So I think the real struggle in many organizations, due to the sheer volume of healthcare information and analytics is: Where do I even begin? The practice with the data that is acting upon it is obviously in a better position, from negotiating with payers to different contracts.

PP:So how do small practices best get a handle on utilizing data?Clossey: You need leadership on the management team and physicians need to drive and be engaged in the practice data. If you have one person who is all on-board with gathering data and doing all the analytics and no one is else to support them from the management team or physicians, then it all goes to nil.

You need a culture of data within your practice and to really understand the data. What often happens is a physician will go to a conference and come back and say "Well, the sky is falling because our overhead is 70 percent and someone at the conference told me theirs was 35 percent." Most would understand 35 percent not realistic, but they come back and think they need to cut staff, etc. So we need to understand the data and compare apples to apples when we look at your practice versus others.

PP: What metrics would you recommend small practices pay the most attention to?Clossey: You definitely want to look at your overhead - staff and facilities are the two major buckets at your practice. So you want to look at staffing and expenses and your staff FTEs. You also want to look at your facilities. Your office expenses and marketing are small [low] hanging fruit you can cut and it won't make a dramatic difference.

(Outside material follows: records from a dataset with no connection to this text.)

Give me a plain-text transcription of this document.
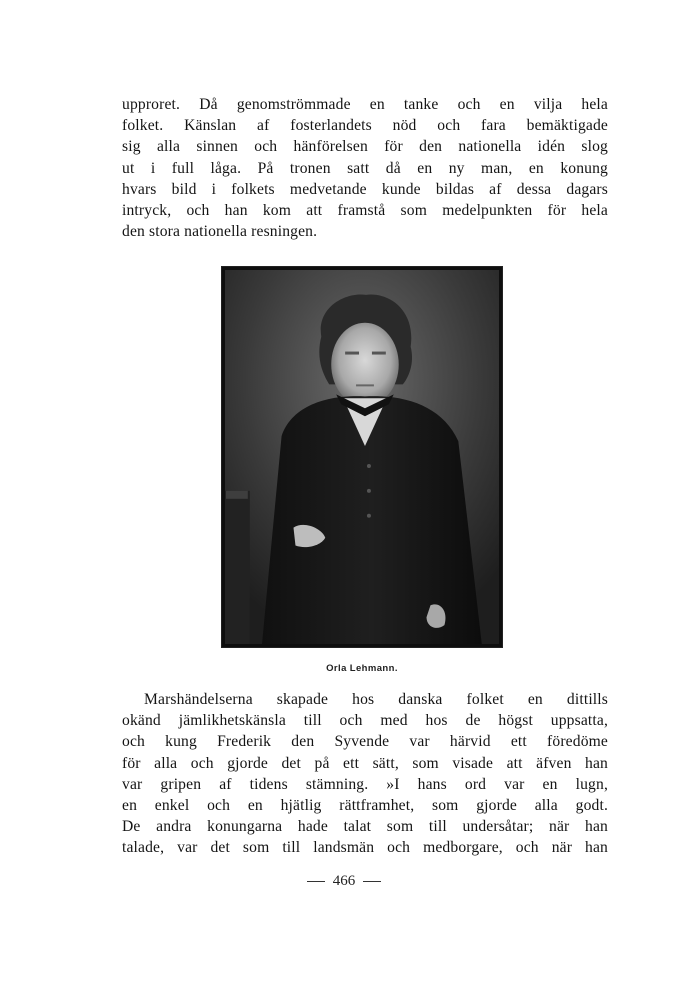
upproret. Då genomströmmade en tanke och en vilja hela
folket. Känslan af fosterlandets nöd och fara bemäktigade
sig alla sinnen och hänförelsen för den nationella idén slog
ut i full låga. På tronen satt då en ny man, en konung
hvars bild i folkets medvetande kunde bildas af dessa dagars
intryck, och han kom att framstå som medelpunkten för hela
den stora nationella resningen.

Orla Lehmann.

Marshändelserna skapade hos danska folket en dittills
okänd jämlikhetskänsla till och med hos de högst uppsatta,
och kung Frederik den Syvende var härvid ett föredöme
för alla och gjorde det på ett sätt, som visade att äfven han
var gripen af tidens stämning. »I hans ord var en lugn,
en enkel och en hjätlig rättframhet, som gjorde alla godt.
De andra konungarna hade talat som till undersåtar; när han
talade, var det som till landsmän och medborgare, och när han

466
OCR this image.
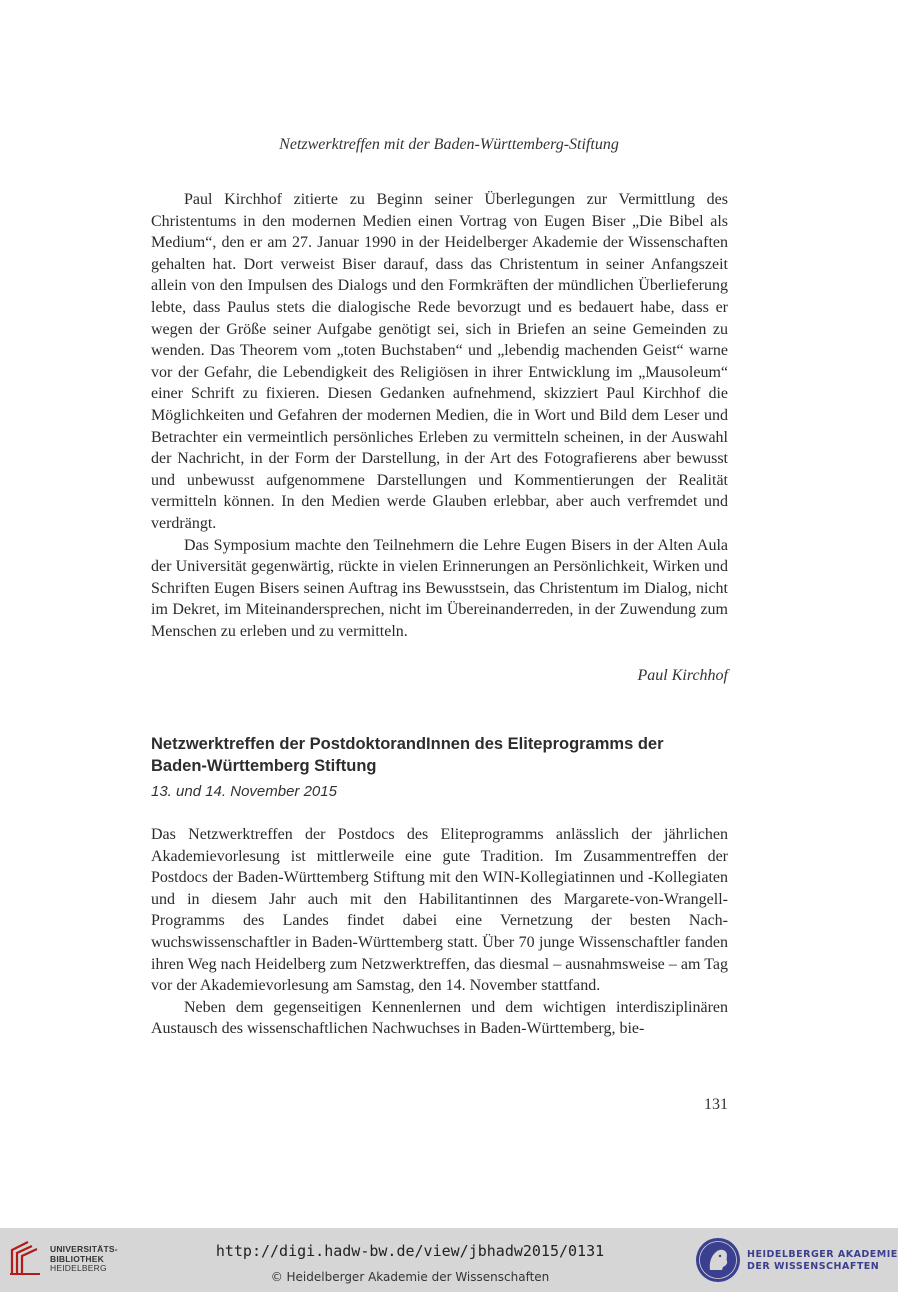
Netzwerktreffen mit der Baden-Württemberg-Stiftung

Paul Kirchhof zitierte zu Beginn seiner Überlegungen zur Vermittlung des Christentums in den modernen Medien einen Vortrag von Eugen Biser „Die Bibel als Medium“, den er am 27. Januar 1990 in der Heidelberger Akademie der Wissenschaften gehalten hat. Dort verweist Biser darauf, dass das Christentum in seiner Anfangszeit allein von den Impulsen des Dialogs und den Formkräften der mündlichen Überlieferung lebte, dass Paulus stets die dialogische Rede bevorzugt und es bedauert habe, dass er wegen der Größe seiner Aufgabe genötigt sei, sich in Briefen an seine Gemeinden zu wenden. Das Theorem vom „toten Buchstaben“ und „lebendig machenden Geist“ warne vor der Gefahr, die Lebendigkeit des Religiösen in ihrer Entwicklung im „Mausoleum“ einer Schrift zu fixieren. Diesen Gedanken aufnehmend, skizziert Paul Kirchhof die Möglichkeiten und Gefahren der modernen Medien, die in Wort und Bild dem Leser und Betrachter ein vermeintlich persönliches Erleben zu vermitteln scheinen, in der Auswahl der Nachricht, in der Form der Darstellung, in der Art des Fotografierens aber bewusst und unbewusst aufgenommene Darstellungen und Kommentierungen der Realität vermitteln können. In den Medien werde Glauben erlebbar, aber auch verfremdet und verdrängt.

Das Symposium machte den Teilnehmern die Lehre Eugen Bisers in der Alten Aula der Universität gegenwärtig, rückte in vielen Erinnerungen an Persönlichkeit, Wirken und Schriften Eugen Bisers seinen Auftrag ins Bewusstsein, das Christentum im Dialog, nicht im Dekret, im Miteinandersprechen, nicht im Übereinanderreden, in der Zuwendung zum Menschen zu erleben und zu vermitteln.

Paul Kirchhof
Netzwerktreffen der PostdoktorandInnen des Eliteprogramms der
Baden-Württemberg Stiftung
13. und 14. November 2015

Das Netzwerktreffen der Postdocs des Eliteprogramms anlässlich der jährlichen Akademievorlesung ist mittlerweile eine gute Tradition. Im Zusammentreffen der Postdocs der Baden-Württemberg Stiftung mit den WIN-Kollegiatinnen und -Kollegiaten und in diesem Jahr auch mit den Habilitantinnen des Margarete-von-Wrangell-Programms des Landes findet dabei eine Vernetzung der besten Nachwuchswissenschaftler in Baden-Württemberg statt. Über 70 junge Wissenschaftler fanden ihren Weg nach Heidelberg zum Netzwerktreffen, das diesmal – ausnahmsweise – am Tag vor der Akademievorlesung am Samstag, den 14. November stattfand.

Neben dem gegenseitigen Kennenlernen und dem wichtigen interdisziplinären Austausch des wissenschaftlichen Nachwuchses in Baden-Württemberg, bie-

131
UNIVERSITÄTS-
BIBLIOTHEK
HEIDELBERG
http://digi.hadw-bw.de/view/jbhadw2015/0131
© Heidelberger Akademie der Wissenschaften
HEIDELBERGER AKADEMIE
DER WISSENSCHAFTEN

You need to look at your revenue cycle. What does our [accounts receivable] aging look like? What is our payer mix so we can understand whether we have a high commercial volume or a high Medicare volume? Those are things might affect revenue number.

From a physician / provider standpoint, we need to look at patient volume, number of surgical cases, compensation and relative value units as key indicators. Then you would want to look at your ancillary service line: if you have an allergy or audio department or a pharmacy or an urgent care or MRI. What is the profitability there? That way, if you want to add a new service line, you can build out a service line based on patient volume looks like, revenue projections, patients captured, and other things of that nature.

PP:Do practices need to invest in an advanced dashboard for all their data or is there a simple, low-cost way to follow your advice?

Clossey: I'd say start with an Excel spreadsheet if you don't have anything else. You don't need to spend hundreds of thousands of dollars on an automated tool that refreshes nightly right out of the gate.  We do a lot of things in Excel, so you can have a provider dashboard that backs up to your financial statements. A very easy Excel manipulation sets something [like that] up.

Now long term, you may want to look at something else as practice grows and there are a variety of tools out there that do automated uploads to look at things, even call center data, on a daily basis.  Focus on key components you should be tracking internally and reporting to management team and what you may want to report to your physicians.